THE EXTENSION AMENDMENT PROPOSAL AND THE TRUST AMENDMENT PROPOSAL
We are a blank check company whose business purpose is to effect a merger, capital stock exchange, asset acquisition, stock purchase, reorganization or similar business combination with one or more businesses. We were incorporated in Delaware on March 24, 2021. In connection with our formation, we issued an aggregate of 5,750,000 founder shares to the initial stockholders for an aggregate purchase price of $25,000, or approximately $0.004 per share. The initial stockholders forfeited an aggregate of 750,000 founder shares following the expiration of the underwriter’s unexercised over-allotment option in connection with the IPO. Certain qualified institutional buyers or institutional accredited investors (including certain funds managed by UBS O’Connor, LLC) which are not affiliated with us, our Sponsor, our directors or any member of our management team purchased an aggregate of 19,800,000 units in the IPO. In consideration of the purchase of units in the IPO, our Sponsor entered into an investment agreement with each of the anchor investors (other than those funds managed by UBS O’Connor) (together, the “public anchor investors”) pursuant to which the Sponsor sold an aggregate of 1,350,000 founder shares at their original purchase price of approximately $0.004 per share.
On October 4, 2021, we consummated our IPO of 20,000,000 units. Each unit consists of one share of Class A common stock and one-half of one redeemable public warrant, with each whole warrant entitling the holder thereof to purchase one share of Class A common stock for $11.50 per share.

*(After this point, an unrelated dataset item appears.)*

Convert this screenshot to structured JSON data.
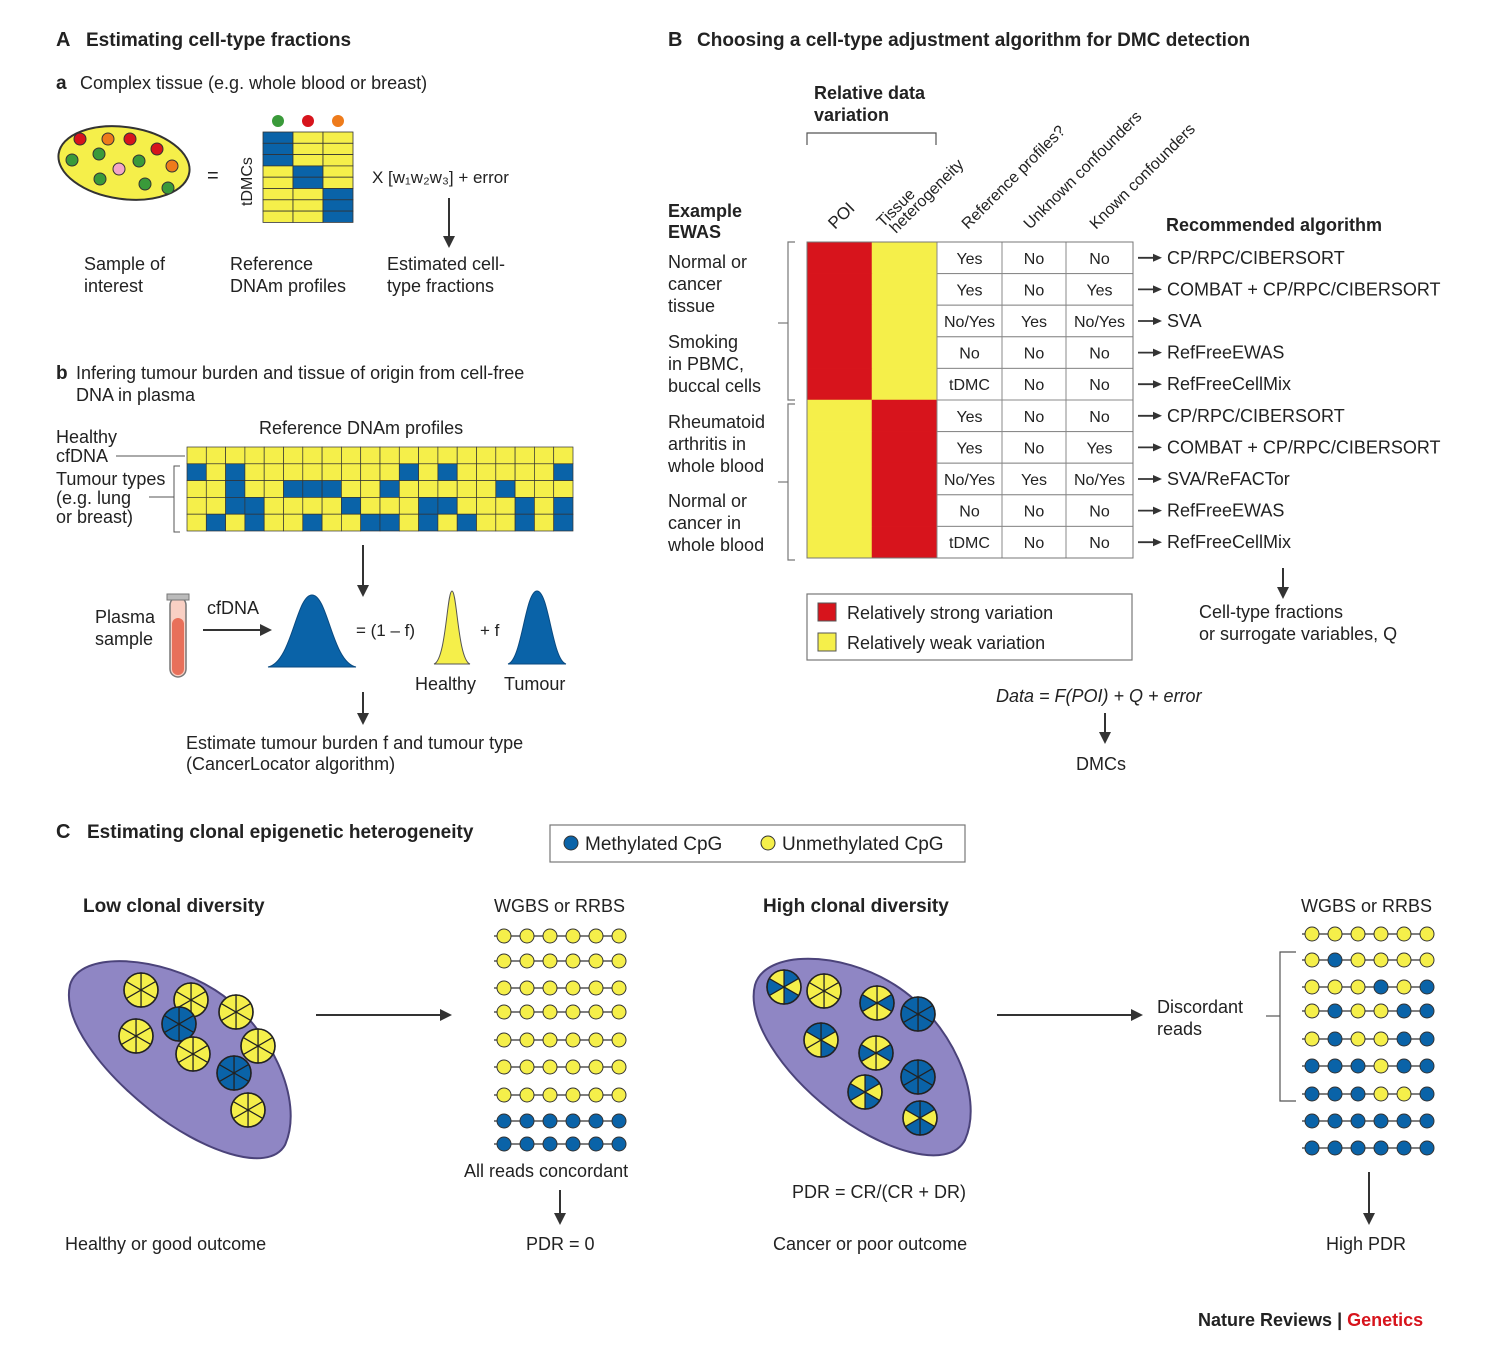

The units were sold at a price of $10.00 per unit, generating gross proceeds of $200,000,000. Simultaneously with the consummation of the IPO, we completed the private sale of an aggregate of 7,600,000 private placement warrants to certain funds and accounts managed by our Sponsor as well as to Jefferies LLC at a price of $1.00 per warrant, generating gross proceeds of $7,600,000.
A total of $200,000,000 of the net proceeds from our initial public offering and the private placement were deposited in a trust account established for the benefit of the Company’s public stockholders.
The Extension Amendment and the Trust Amendment
The Company is proposing to amend its charter and the Trust Agreement to extend the date by which the Company must consummate a business combination to the Extended Date.
The sole purpose of the Extension Amendment Proposal and the Trust Amendment Proposal is to provide the Company with sufficient time to complete an initial business combination. Approval of the Extension Amendment Proposal and the Trust Amendment Proposal is a condition to the implementation of the Extension.
We are currently in active discussions with respect to a business combination. In the event that we enter into a definitive agreement for an initial business combination prior to the special meeting, we will issue a press release and file a Current Report on Form 8-K with the SEC announcing a proposed business combination.
On December 22, 2022, we signed a non-binding letter of intent with the Target. Completion of the business combination with the Target is subject to, among other matters, the completion of due diligence, the negotiation of a definitive agreement providing for the transaction, satisfaction of the conditions negotiated therein and approval of the transaction by our stockholders. While we intend to enter into a definitive agreement with the Target, there can be no assurance that a definitive agreement will be entered into or that the proposed transaction will be consummated.
If either the Extension Amendment Proposal or the Trust Amendment Proposal is not approved and the Company has not consummated an initial business combination within the Combination Period, the Company will (i) cease all operations except for the purpose of winding up, (ii) as promptly as reasonably possible but not more than ten business days thereafter, and subject to having lawfully available funds therefor, redeem 100% of the outstanding public shares, at a per share price, payable in cash, equal to the aggregate amount then on deposit in the trust account, including any interest earned on the trust account deposits (which interest shall be net of taxes payable and expenses related to the administration of the trust account and after setting aside up to $100,000 to pay dissolution expenses), divided by the number of then outstanding public shares, which redemption will completely extinguish public stockholders’ rights as stockholders (including the right to receive further liquidation distributions, if any), subject to applicable law, and (iii) as promptly as reasonably possible following such redemption, subject to the approval of our remaining stockholders and our Board, in accordance with applicable law, dissolve and liquidate, subject in each case to our obligations under Delaware law to provide for claims of creditors and the requirements of other applicable law. There will be no redemption rights or liquidating distributions with respect to our warrants, which will expire worthless if we fail to complete an initial business combination within the Combination Period.